In their book You and Me Forever: Marriage in Light of Eternity, Francis and Lisa Chan have guided my understanding of what Paul is getting at in 1 Corinthians 7. They write, “His point is that life on earth is short. There is an urgency to the period of time in which we live — after Jesus’ resurrection and before his second coming. We all have callings from God, and those callings are bigger than our marriages. Seeking his kingdom must be our first priority, and if we’re not careful, marriage can get in the way.”

Singleness can get in the way too. While we might not be married, we can just as well be consumed with it or our lack thereof. We can make growing in holiness more about preparing for an earthly spouse rather than for a Heavenly One. We can turn “single” into a noun and use it as our identity rather than someone who was bought with blood.
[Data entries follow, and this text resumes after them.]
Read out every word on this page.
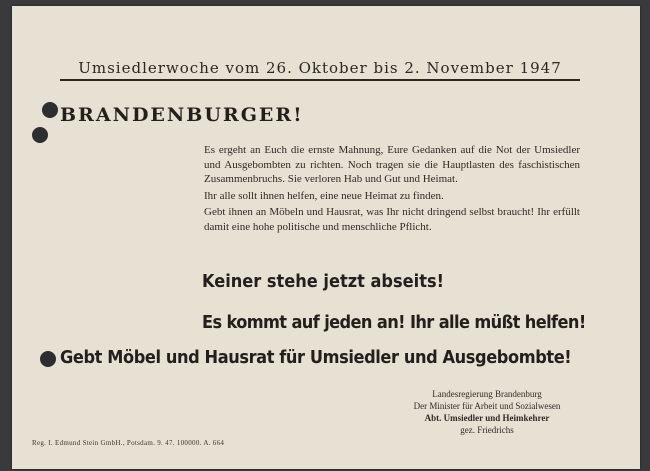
Umsiedlerwoche vom 26. Oktober bis 2. November 1947
BRANDENBURGER!

Es ergeht an Euch die ernste Mahnung, Eure Gedanken auf die Not der Umsiedler und Ausgebombten zu richten. Noch tragen sie die Hauptlasten des faschistischen Zusammenbruchs. Sie verloren Hab und Gut und Heimat.

Ihr alle sollt ihnen helfen, eine neue Heimat zu finden.

Gebt ihnen an Möbeln und Hausrat, was Ihr nicht dringend selbst braucht! Ihr erfüllt damit eine hohe politische und menschliche Pflicht.

Keiner stehe jetzt abseits!
Es kommt auf jeden an! Ihr alle müßt helfen!
Gebt Möbel und Hausrat für Umsiedler und Ausgebombte!
Landesregierung Brandenburg
Der Minister für Arbeit und Sozialwesen
Abt. Umsiedler und Heimkehrer
gez. Friedrichs
Reg. I. Edmund Stein GmbH., Potsdam. 9. 47. 100000. A. 664
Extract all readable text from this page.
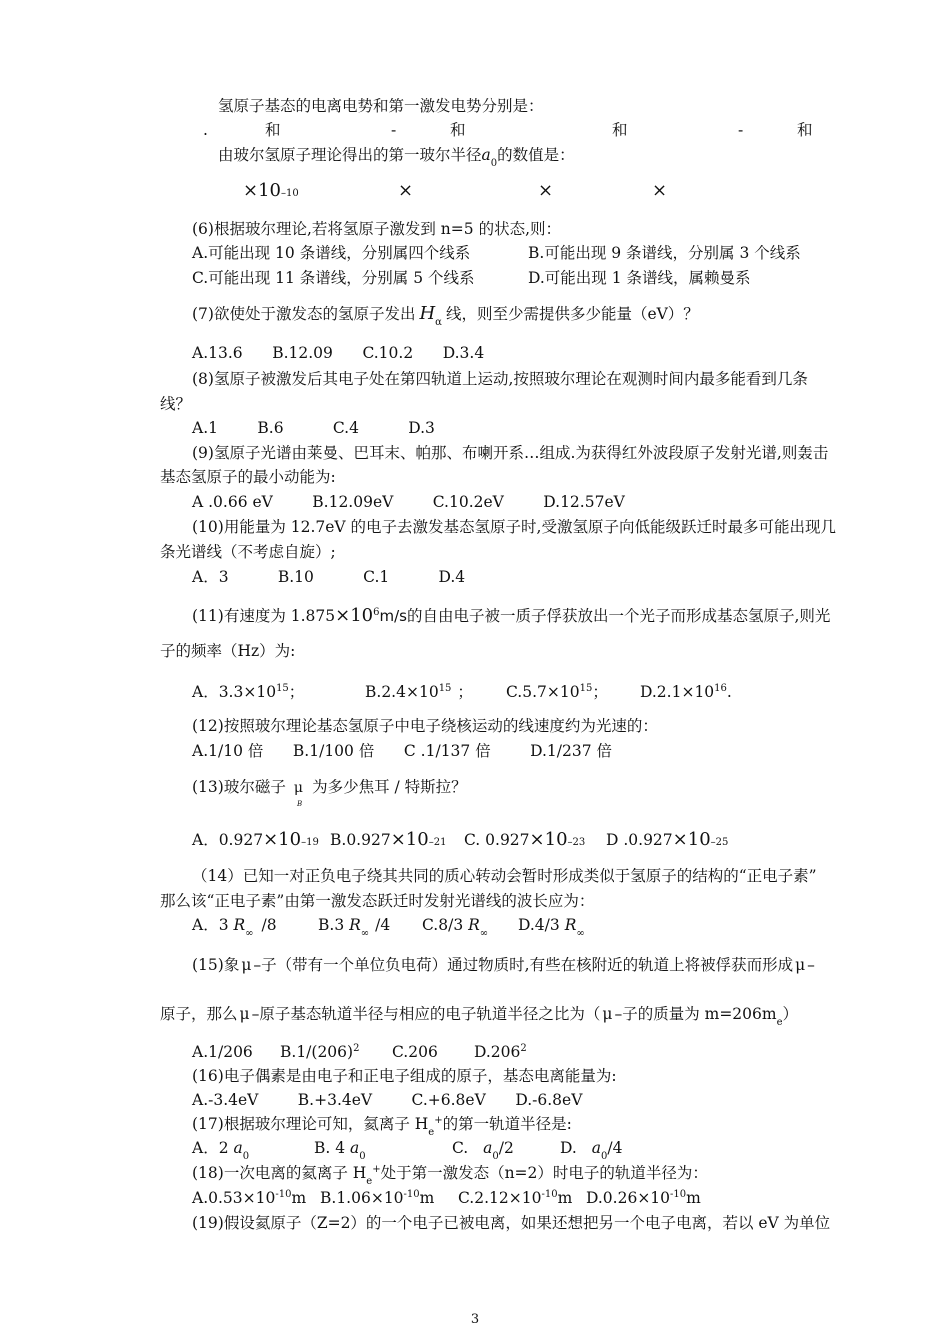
氢原子基态的电离电势和第一激发电势分别是：
.	和	-	和	和	-	和
由玻尔氢原子理论得出的第一玻尔半径$a_0$的数值是：
×10–10	×	×	×
(6)根据玻尔理论,若将氢原子激发到 n=5 的状态,则：
A.可能出现 10 条谱线，分别属四个线系	B.可能出现 9 条谱线，分别属 3 个线系
C.可能出现 11 条谱线，分别属 5 个线系	D.可能出现 1 条谱线，属赖曼系
(7)欲使处于激发态的氢原子发出 $H_\alpha$ 线，则至少需提供多少能量（eV）？
A.13.6      B.12.09      C.10.2      D.3.4
(8)氢原子被激发后其电子处在第四轨道上运动,按照玻尔理论在观测时间内最多能看到几条
线？
A.1        B.6          C.4          D.3
(9)氢原子光谱由莱曼、巴耳末、帕那、布喇开系…组成.为获得红外波段原子发射光谱,则轰击
基态氢原子的最小动能为:
A .0.66 eV        B.12.09eV        C.10.2eV        D.12.57eV
(10)用能量为 12.7eV 的电子去激发基态氢原子时,受激氢原子向低能级跃迁时最多可能出现几
条光谱线（不考虑自旋）;
A．3          B.10          C.1          D.4
(11)有速度为 $1.875\times 10^6m/s$的自由电子被一质子俘获放出一个光子而形成基态氢原子,则光
子的频率（Hz）为:
A．$3.3\times 10^{15}$；	$B.2.4\times 10^{15}$ ； $C.5.7\times 10^{15}$； $D.2.1\times 10^{16}$.
(12)按照玻尔理论基态氢原子中电子绕核运动的线速度约为光速的：
A.1/10 倍      B.1/100 倍      C .1/137 倍        D.1/237 倍
(13)玻尔磁子 $\mu_B$为多少焦耳 / 特斯拉？
A．0.927×10–19 B.0.927×10–21 C. 0.927×10–23 D .0.927×10–25
（14）已知一对正负电子绕其共同的质心转动会暂时形成类似于氢原子的结构的“正电子素”
那么该“正电子素”由第一激发态跃迁时发射光谱线的波长应为：
A．3 $R_\infty$ /8	B.3 $R_\infty$ /4 C.8/3 $R_\infty$ D.4/3 $R_\infty$
(15)象 μ –子（带有一个单位负电荷）通过物质时,有些在核附近的轨道上将被俘获而形成 μ –
原子，那么 μ –原子基态轨道半径与相应的电子轨道半径之比为（ μ –子的质量为 $m=206m_e$）
A.1/206 $B.1/(206)^2$ C.206 D.206$^2$
(16)电子偶素是由电子和正电子组成的原子，基态电离能量为:
A.-3.4eV        B.+3.4eV        C.+6.8eV      D.-6.8eV
(17)根据玻尔理论可知，氦离子 $H_e^+$的第一轨道半径是:
A．2 $a_0$	B. 4 $a_0$	C. $a_0/2$	D. $a_0/4$
(18)一次电离的氦离子 $H_e^+$处于第一激发态（n=2）时电子的轨道半径为：
$A.0.53\times 10^{-10}m$ $B.1.06\times 10^{-10}m$ $C.2.12\times 10^{-10}m$ $D.0.26\times 10^{-10}m$
(19)假设氦原子（Z=2）的一个电子已被电离，如果还想把另一个电子电离，若以 eV 为单位
3
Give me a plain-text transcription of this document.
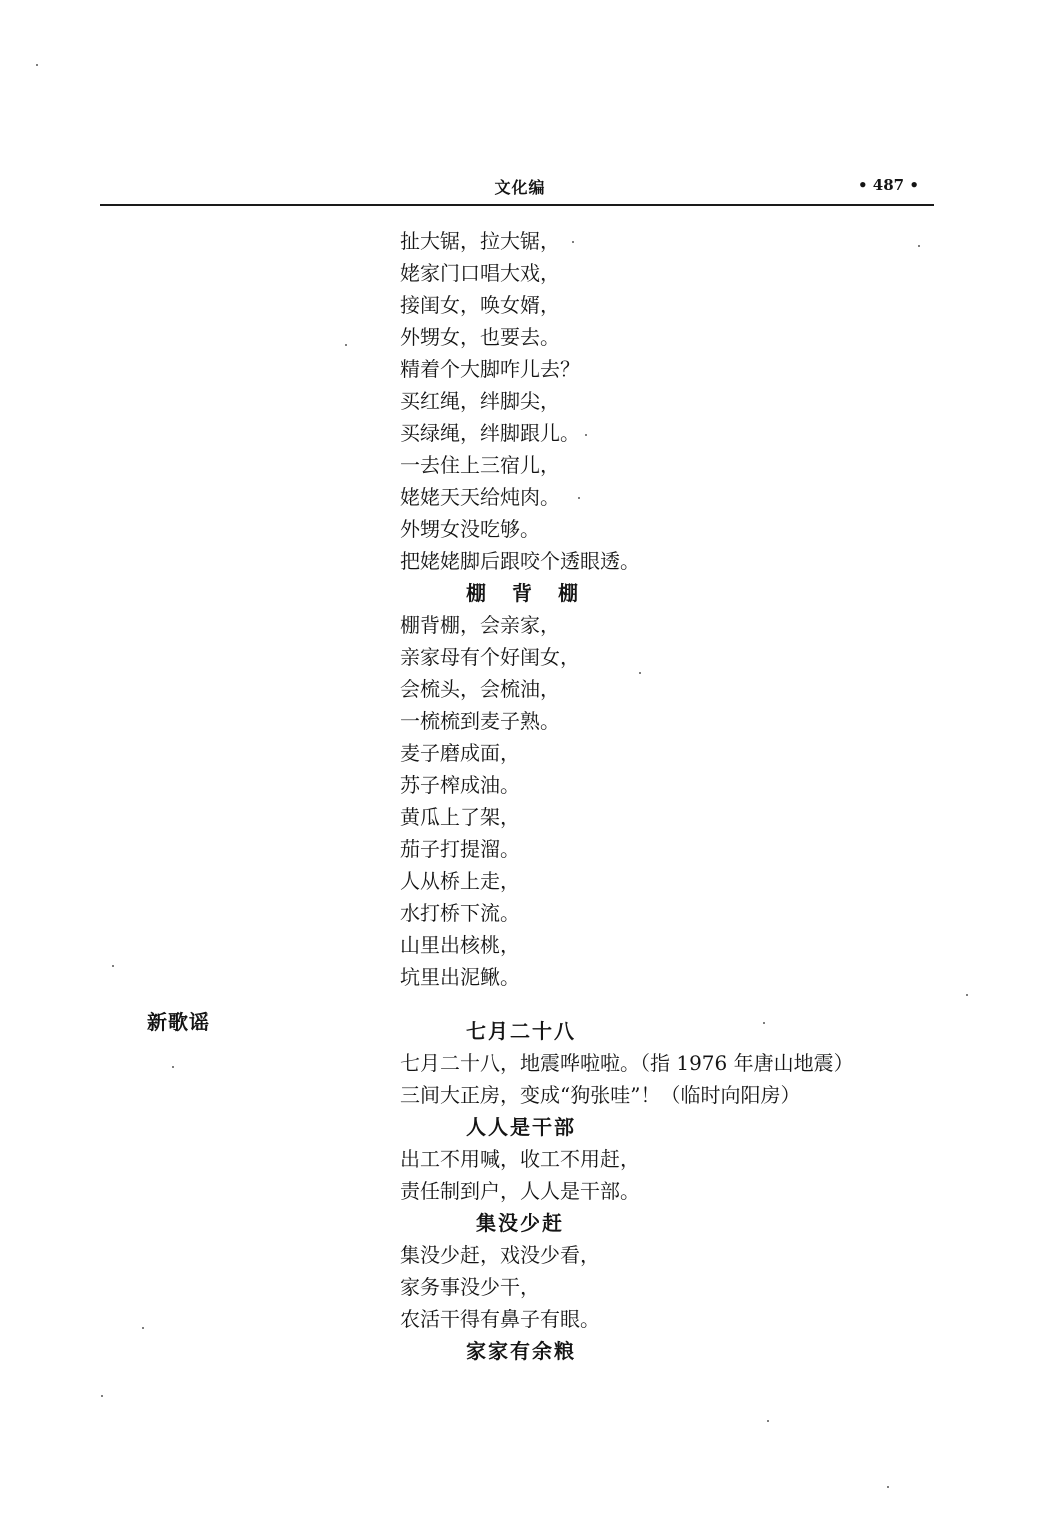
文化编	• 487 •
新歌谣
扯大锯，拉大锯，
姥家门口唱大戏，
接闺女，唤女婿，
外甥女，也要去。
精着个大脚咋儿去？
买红绳，绊脚尖，
买绿绳，绊脚跟儿。
一去住上三宿儿，
姥姥天天给炖肉。
外甥女没吃够。
把姥姥脚后跟咬个透眼透。
棚背棚
棚背棚，会亲家，
亲家母有个好闺女，
会梳头，会梳油，
一梳梳到麦子熟。
麦子磨成面，
苏子榨成油。
黄瓜上了架，
茄子打提溜。
人从桥上走，
水打桥下流。
山里出核桃，
坑里出泥鳅。
七月二十八
七月二十八，地震哗啦啦。（指 1976 年唐山地震）
三间大正房，变成“狗张哇”！（临时向阳房）
人人是干部
出工不用喊，收工不用赶，
责任制到户，人人是干部。
集没少赶
集没少赶，戏没少看，
家务事没少干，
农活干得有鼻子有眼。
家家有余粮
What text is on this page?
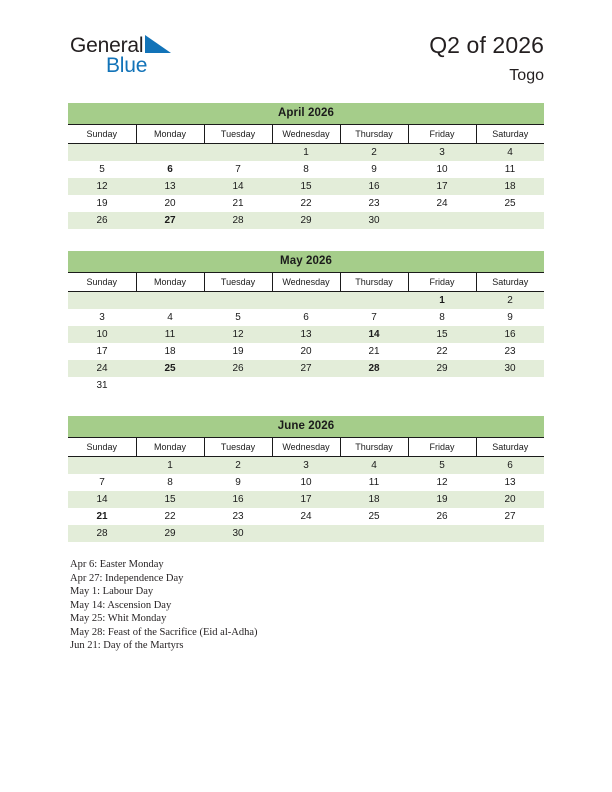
General
Blue
Q2 of 2026
Togo
April 2026
Sunday	Monday	Tuesday	Wednesday	Thursday	Friday	Saturday
			1	2	3	4
5	6	7	8	9	10	11
12	13	14	15	16	17	18
19	20	21	22	23	24	25
26	27	28	29	30		
May 2026
Sunday	Monday	Tuesday	Wednesday	Thursday	Friday	Saturday
					1	2
3	4	5	6	7	8	9
10	11	12	13	14	15	16
17	18	19	20	21	22	23
24	25	26	27	28	29	30
31						
June 2026
Sunday	Monday	Tuesday	Wednesday	Thursday	Friday	Saturday
	1	2	3	4	5	6
7	8	9	10	11	12	13
14	15	16	17	18	19	20
21	22	23	24	25	26	27
28	29	30				
Apr 6: Easter Monday
Apr 27: Independence Day
May 1: Labour Day
May 14: Ascension Day
May 25: Whit Monday
May 28: Feast of the Sacrifice (Eid al-Adha)
Jun 21: Day of the Martyrs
Staying single forever isn’t the worst thing that could ever happen to you. Whether single or married, “ignoring the one command that the newly resurrected King of the Universe delivered to you could certainly qualify as the stupidest thing you could do in your lifetime,” writes Francis and Lisa Chan.

What kind of Christian community would we be if single Christians were more fixated on that rather than the question of whether God was calling us to lifelong singleness? Lauren Winner points out that “our task is to discern a call to singleness for right now, and that’s not so difficult. If you are single right now, you are called, right now, to be single — called to live single life as robustly, and gospel-conformingly, as you possibly can.”

What if that was the unashamed and unmistakeable message and experience of the church? What if there were just as many sermons preached from the pulpit on the intentional life, married or single, of 1 Corinthians 7 as sermons on Ephesians 5? What if we, as a church, got excited about the spiritual reproduction that singles and marrieds are all invited to participate in together, as much as we do about another engagement or birth announcement?

That would make the experience of being single exciting and worth working towards.